A broad view of Scripture, accounting for the nature of apocalyptic literature*, makes me believe that the judgment Jesus predicted was accomplished in 70 AD when the Romans destroyed the temple and much of Jerusalem itself culminating a seven-year siege (tribulation). Although the usefulness of the temple ended when the veil was torn at Christ’s crucifixion, its physical destruction completed God’s judgment of the apostate worship of the wayward Jewish leaders. I believe it was those leaders who would see Jesus “coming with the clouds,” a frequent metaphor of judgment throughout the Old Testament. They are called “everyone who pierced Him,” clearly identifying the Jews who demanded the execution. The “tribes of the land” who would mourn His coming describes the nation of Israel which was no longer God’s chosen people. That is a literal interpretation, but it doesn’t fit the scheme invented by Darby.

Darby chose to ignore that the judgment God promised through His prophets was primarily against Jerusalem and its disobedient kings and priests. Many passages place the time of God’s judgment concurrent with the coming of the Messiah. No one can deny that God made a dramatic paradigm shift at the cross. God replaced the nation of Israel with what Peter called the “holy nation” known as the Church of Christ. God literally made a cosmic statement when the sun darkened (as predicted) for three hours while the Messiah bore the sins of the world. Paul plainly says the Seed of woman fulfilled the promise that Abraham’s descendants would be a blessing to the entire world.

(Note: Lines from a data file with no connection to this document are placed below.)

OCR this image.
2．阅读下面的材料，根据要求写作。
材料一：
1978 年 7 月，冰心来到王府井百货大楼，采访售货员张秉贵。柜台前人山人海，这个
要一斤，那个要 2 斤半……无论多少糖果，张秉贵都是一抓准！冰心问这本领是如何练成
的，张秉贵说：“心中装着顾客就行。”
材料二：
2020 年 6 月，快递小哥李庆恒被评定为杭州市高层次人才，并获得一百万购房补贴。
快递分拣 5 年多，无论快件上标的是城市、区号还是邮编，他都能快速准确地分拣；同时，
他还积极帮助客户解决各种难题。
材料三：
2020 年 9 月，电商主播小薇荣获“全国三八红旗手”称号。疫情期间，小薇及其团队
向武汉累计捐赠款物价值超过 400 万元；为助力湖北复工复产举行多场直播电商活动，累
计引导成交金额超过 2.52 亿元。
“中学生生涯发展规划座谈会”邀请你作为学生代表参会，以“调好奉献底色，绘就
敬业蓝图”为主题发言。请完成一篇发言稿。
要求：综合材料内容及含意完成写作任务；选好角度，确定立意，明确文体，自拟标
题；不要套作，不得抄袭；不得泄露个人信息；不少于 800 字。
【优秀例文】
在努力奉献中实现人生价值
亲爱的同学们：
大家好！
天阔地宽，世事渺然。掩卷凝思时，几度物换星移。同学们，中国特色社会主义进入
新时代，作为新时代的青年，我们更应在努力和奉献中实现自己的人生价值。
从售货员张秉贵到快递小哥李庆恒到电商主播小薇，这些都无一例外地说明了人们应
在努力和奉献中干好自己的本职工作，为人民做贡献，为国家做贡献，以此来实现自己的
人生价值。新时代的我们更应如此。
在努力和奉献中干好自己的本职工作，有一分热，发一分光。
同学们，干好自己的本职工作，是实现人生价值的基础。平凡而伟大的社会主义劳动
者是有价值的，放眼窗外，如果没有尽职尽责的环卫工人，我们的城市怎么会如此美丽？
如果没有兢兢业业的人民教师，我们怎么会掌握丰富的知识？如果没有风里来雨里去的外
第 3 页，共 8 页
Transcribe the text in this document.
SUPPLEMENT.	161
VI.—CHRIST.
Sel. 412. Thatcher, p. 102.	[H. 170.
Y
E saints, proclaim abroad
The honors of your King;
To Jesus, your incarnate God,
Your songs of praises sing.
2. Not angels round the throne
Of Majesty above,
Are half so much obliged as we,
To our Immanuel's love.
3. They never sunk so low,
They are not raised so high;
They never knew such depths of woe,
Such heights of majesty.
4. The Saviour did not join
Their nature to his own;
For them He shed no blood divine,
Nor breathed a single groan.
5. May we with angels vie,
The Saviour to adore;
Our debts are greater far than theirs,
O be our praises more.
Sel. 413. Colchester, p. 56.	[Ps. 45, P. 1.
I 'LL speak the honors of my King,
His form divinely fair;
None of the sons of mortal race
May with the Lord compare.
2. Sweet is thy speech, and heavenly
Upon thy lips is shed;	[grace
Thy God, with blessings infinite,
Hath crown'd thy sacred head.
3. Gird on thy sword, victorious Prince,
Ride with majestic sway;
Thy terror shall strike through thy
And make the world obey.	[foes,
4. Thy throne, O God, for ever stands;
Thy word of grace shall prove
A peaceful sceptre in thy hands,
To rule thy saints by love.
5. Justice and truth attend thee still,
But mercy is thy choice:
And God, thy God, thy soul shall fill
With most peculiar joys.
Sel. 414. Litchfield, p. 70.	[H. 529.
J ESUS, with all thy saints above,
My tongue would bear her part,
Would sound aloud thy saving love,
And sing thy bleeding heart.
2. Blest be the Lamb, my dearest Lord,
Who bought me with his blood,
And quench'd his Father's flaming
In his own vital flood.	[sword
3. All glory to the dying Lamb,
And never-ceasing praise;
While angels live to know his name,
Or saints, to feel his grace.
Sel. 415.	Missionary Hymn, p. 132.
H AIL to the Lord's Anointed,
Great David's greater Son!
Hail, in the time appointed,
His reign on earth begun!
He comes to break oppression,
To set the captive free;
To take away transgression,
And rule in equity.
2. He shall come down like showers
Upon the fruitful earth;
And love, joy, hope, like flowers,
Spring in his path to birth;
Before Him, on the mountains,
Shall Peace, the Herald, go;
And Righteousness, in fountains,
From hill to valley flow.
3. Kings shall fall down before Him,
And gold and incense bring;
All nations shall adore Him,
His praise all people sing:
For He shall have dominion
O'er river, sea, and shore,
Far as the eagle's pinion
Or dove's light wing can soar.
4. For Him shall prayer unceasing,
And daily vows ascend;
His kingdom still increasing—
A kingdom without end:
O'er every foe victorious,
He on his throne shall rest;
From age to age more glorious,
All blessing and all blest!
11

Skipping over the obvious meaning of the destruction in 70 AD, Darby puts the fulfillment of the “last days” at the second coming of Jesus. Peter had no such illusion. He stated plainly that the prophecy of Joel concerning the last days was being fulfilled as he spoke. The writer of Hebrews says that God had spoken through His Son “in these last days.” Many other New Testament passages make similar statements. To my mind, the strangest result of Darby’s interpretation is to erase what is now 2,000 years of church history from the biblical record. Darby would have us believe that nothing of prophetic value would happen until the last seven years of history: the tribulation. Then the millennium. That, to me, is literally unbelievable.

* Apocalyptic literature is a type of biblical prophecy that is full of symbolic language that is not intended to be taken literally.

Post Script:

Most ordinary Christians in the United States who are taught the millennial/dispensational last days scenario have no idea that it was invented in the 19th century. Nor do they realize that the vast majority of believers throughout the world today do not follow Darby’s scheme. The predominant end-times teaching in the modern world follows the centuries-old understanding that the 1,000-year reign of Jesus is a symbolic representation of the current church age. Because they deny the literal 1,000 years, they are called amillennials.